Don't worry, míster Tonio, he'll call you, he'll call you, everything's all right
,
[4]
¡pero no! Nada era
all right
, no había visto un céntimo desde su llegada. Vivía de los ahorros de Mylène. Cuando llamaba a las niñas a Francia, se inventaba historias, hablaba de beneficios monumentales, prometía hacerlas venir pronto, ahora sólo era cuestión de días. Debían de sentir la tensión en su voz porque sólo respondían con monosílabos para no molestarle. ¿Y Jo? Murmuró siguiendo a un cocodrilo que venía para unirse al grupo, añadiendo dos candiles amarillos al conjunto de luces que le contemplaban. Faugeron debía de haberla puesto al corriente. Ella no había llamado. No le había dirigido el menor reproche. Sintió vergüenza. Volvió la mirada hacia las manchas amarillas y le entraron ganas de llorar. Se sentía tan cobarde. Más fuerte que la vergüenza, sentía crecer en él un miedo frío y tenaz que no le soltaba. El miedo había reemplazado a la gran seguridad de antaño, cuando se pavoneaba, por la noche, después de los safaris, bajo las tiendas de tela, bebiendo whisky. No tenía nadie a quien decir que sentía miedo. Los cocodrilos sí lo sabían. Sienten mi miedo desde el fondo del estanque y vienen a agruparse frente a mí para alimentarse de él. Esperan. Tienen todo el tiempo del mundo, todo el tiempo, no importa que les maten, saben que al final vencerán, que la fuerza bruta vence siempre. Esperan clavando sobre él su mirada amarilla.

Para aumentar su miedo. Su miedo… grande como una caverna que le devoraba.

Joséphine. Mylène. Ellas se han endurecido mientras yo me reblandezco, ellas tienen la cabeza bien colocada sobre los hombros mientras que la mía gira como una peonza. Mylène mostraba calma y serenidad cuando Pong traía el correo.
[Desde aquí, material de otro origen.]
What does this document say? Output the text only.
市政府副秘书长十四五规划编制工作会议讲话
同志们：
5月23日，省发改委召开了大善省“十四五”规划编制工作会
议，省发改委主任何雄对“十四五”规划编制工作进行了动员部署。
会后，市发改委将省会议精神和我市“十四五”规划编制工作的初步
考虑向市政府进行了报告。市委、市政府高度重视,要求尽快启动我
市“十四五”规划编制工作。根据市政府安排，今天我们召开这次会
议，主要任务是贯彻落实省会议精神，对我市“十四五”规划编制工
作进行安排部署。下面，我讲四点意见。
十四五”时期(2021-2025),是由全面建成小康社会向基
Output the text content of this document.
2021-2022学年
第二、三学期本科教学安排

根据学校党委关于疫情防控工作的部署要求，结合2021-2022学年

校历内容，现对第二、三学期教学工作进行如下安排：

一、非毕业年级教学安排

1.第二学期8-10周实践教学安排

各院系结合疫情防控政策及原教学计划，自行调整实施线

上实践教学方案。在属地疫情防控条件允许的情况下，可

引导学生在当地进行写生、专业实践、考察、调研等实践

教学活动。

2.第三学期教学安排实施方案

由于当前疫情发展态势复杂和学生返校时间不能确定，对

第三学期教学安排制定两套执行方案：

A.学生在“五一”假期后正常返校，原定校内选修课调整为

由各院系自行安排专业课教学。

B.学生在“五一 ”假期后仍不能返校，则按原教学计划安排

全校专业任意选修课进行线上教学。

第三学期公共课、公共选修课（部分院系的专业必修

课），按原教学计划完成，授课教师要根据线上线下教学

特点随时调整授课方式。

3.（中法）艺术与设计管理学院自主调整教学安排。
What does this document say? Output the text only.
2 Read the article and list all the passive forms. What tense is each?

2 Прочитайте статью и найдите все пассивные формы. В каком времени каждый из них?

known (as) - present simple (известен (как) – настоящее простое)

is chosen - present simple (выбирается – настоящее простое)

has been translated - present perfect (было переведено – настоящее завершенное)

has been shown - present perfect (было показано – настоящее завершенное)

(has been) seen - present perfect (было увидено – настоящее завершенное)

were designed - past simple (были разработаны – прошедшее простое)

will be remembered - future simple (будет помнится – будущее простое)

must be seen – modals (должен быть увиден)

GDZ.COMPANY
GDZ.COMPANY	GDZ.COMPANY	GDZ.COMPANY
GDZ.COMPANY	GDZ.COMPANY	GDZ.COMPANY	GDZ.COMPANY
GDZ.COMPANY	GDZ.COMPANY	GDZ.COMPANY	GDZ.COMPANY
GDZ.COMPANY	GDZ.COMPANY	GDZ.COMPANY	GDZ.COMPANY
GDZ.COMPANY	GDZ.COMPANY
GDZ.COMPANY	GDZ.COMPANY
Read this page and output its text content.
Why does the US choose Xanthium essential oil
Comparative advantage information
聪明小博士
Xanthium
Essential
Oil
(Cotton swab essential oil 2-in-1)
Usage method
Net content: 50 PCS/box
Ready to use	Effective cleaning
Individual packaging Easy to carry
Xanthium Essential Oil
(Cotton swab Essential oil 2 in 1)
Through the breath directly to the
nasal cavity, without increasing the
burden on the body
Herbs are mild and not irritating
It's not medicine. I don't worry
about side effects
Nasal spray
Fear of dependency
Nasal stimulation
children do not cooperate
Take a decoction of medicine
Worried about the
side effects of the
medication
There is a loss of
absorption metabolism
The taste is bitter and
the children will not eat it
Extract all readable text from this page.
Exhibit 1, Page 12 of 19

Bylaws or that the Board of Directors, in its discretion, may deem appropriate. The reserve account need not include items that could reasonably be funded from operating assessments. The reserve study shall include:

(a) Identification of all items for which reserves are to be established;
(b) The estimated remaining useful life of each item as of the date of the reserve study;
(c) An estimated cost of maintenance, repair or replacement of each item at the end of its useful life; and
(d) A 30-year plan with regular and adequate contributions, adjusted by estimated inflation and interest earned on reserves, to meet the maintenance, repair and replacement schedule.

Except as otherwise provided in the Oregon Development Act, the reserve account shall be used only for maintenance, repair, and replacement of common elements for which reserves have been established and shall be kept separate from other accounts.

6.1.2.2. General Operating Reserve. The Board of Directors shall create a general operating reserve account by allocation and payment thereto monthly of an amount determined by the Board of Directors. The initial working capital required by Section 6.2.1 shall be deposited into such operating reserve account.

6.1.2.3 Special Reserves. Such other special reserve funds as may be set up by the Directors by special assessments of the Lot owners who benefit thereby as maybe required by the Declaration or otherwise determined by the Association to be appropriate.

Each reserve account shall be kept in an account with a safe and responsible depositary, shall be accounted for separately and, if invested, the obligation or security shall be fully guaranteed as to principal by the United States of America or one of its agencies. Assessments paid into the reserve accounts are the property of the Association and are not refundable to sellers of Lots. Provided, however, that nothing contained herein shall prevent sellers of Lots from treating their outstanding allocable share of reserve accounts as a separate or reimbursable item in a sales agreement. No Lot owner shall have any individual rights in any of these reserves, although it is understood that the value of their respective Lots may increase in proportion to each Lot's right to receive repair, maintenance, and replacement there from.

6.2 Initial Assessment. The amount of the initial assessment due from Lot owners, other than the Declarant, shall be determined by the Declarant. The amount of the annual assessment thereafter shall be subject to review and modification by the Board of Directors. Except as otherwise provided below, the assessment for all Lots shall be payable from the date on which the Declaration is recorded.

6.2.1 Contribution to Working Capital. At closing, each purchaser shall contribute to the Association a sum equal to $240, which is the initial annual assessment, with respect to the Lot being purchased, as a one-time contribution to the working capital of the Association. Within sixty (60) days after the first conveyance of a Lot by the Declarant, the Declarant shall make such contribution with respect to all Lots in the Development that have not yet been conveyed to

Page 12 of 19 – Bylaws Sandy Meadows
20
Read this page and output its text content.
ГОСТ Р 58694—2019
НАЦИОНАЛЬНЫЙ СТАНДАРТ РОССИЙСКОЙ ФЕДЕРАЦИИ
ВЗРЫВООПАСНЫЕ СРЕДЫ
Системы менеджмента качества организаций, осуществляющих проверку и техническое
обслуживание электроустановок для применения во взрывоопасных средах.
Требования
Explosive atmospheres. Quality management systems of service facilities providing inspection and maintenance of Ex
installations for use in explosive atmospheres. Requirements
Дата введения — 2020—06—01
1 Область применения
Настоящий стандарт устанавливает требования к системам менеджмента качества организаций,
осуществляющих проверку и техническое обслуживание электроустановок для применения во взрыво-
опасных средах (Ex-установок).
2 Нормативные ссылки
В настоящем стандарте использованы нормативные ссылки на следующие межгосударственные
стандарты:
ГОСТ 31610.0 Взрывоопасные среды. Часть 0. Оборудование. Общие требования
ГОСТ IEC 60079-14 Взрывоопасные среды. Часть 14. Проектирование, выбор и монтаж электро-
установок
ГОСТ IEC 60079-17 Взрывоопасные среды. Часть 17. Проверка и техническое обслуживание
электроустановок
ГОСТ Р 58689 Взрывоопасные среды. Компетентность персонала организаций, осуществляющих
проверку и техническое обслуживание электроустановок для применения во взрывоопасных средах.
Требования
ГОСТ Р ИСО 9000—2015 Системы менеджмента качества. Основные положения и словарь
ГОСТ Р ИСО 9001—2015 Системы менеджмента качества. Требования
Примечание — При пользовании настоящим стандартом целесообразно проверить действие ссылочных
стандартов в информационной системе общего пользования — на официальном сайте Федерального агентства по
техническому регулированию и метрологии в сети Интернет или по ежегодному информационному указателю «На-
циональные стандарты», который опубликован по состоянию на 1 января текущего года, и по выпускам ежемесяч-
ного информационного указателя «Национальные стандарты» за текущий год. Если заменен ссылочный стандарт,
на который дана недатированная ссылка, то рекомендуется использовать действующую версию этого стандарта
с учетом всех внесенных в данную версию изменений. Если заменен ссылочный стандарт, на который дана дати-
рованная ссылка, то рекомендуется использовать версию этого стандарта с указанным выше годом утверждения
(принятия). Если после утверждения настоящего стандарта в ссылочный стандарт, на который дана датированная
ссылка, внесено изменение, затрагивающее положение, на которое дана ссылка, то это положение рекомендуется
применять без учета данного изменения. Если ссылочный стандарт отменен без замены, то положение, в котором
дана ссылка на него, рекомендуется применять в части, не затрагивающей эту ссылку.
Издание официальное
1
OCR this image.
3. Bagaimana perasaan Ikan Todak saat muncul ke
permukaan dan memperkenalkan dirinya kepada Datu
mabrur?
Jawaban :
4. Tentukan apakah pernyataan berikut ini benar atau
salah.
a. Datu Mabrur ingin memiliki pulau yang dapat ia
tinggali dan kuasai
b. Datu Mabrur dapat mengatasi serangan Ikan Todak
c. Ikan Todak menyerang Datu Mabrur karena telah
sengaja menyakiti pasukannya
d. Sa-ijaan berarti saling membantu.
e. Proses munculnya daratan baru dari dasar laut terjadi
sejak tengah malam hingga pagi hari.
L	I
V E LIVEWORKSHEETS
No decía nada, ni siquiera necesitaba preguntar si había llegado el cheque, le miraba recoger los sobres sobre el plato de madera que le presentaba Pong, y después cortaba su filete de búfalo rayando el plato. Antoine sentía escalofríos en la espalda. Ella preguntaba: «¿Está bueno? ¿Te gusta?». Había aprendido a cocinar el búfalo haciéndolo marinar en una salsa a la menta y a la verbena salvajes, que le daba un gusto delicioso. Era un cambio después de tanto pollo.